The first big change was an uptick in Death's Shadow Aggro.

In my big Modern breakdowns at the end of last year, I stated that toolbox decks like Abzan Company generally were good against creature combo like Infect, but that Death's Shadow was a major exception. There wasn't a silver bullet creature you could find that crushed them the way Izzet Staticaster or Melira, Sylvok Outcast crushed Infect. The hate was cards like Engineered Explosives that didn't mesh with your main plan. The later Kiln Fiend decks posed a similar issue, but were a bit more vulnerable to the Eternal Witness / Path to Exile plan because their deck was less adept at getting out multiple creatures underneath your setup and was less adept at comboing out early.

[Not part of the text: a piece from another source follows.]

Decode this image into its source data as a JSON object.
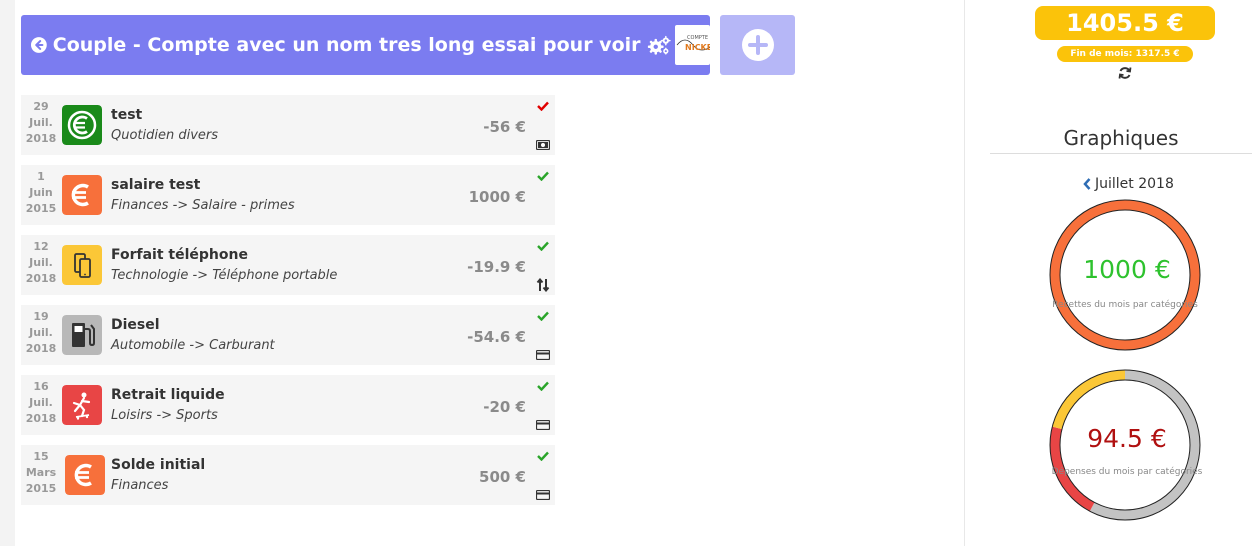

The second big issue was Dredge. While Anafenza, the Foremost and Scavenging Ooze are cards, neither works on the scale of hate you needed to stop Dredge's best draws. Yixlid Jailer did, but with Cathartic Reunion, it was very possible to be facing down ten or more power before you could even cast it, let alone Chord of Calling for it. The fast toolbox decks were favored in a straight-up race against Dredge, but Dredge also had built in disruption in Conflagrate and Darkblast that made that plan unreliable. I don't know if the matchup was actively bad, but it certainly wasn't a reason to play a toolbox deck.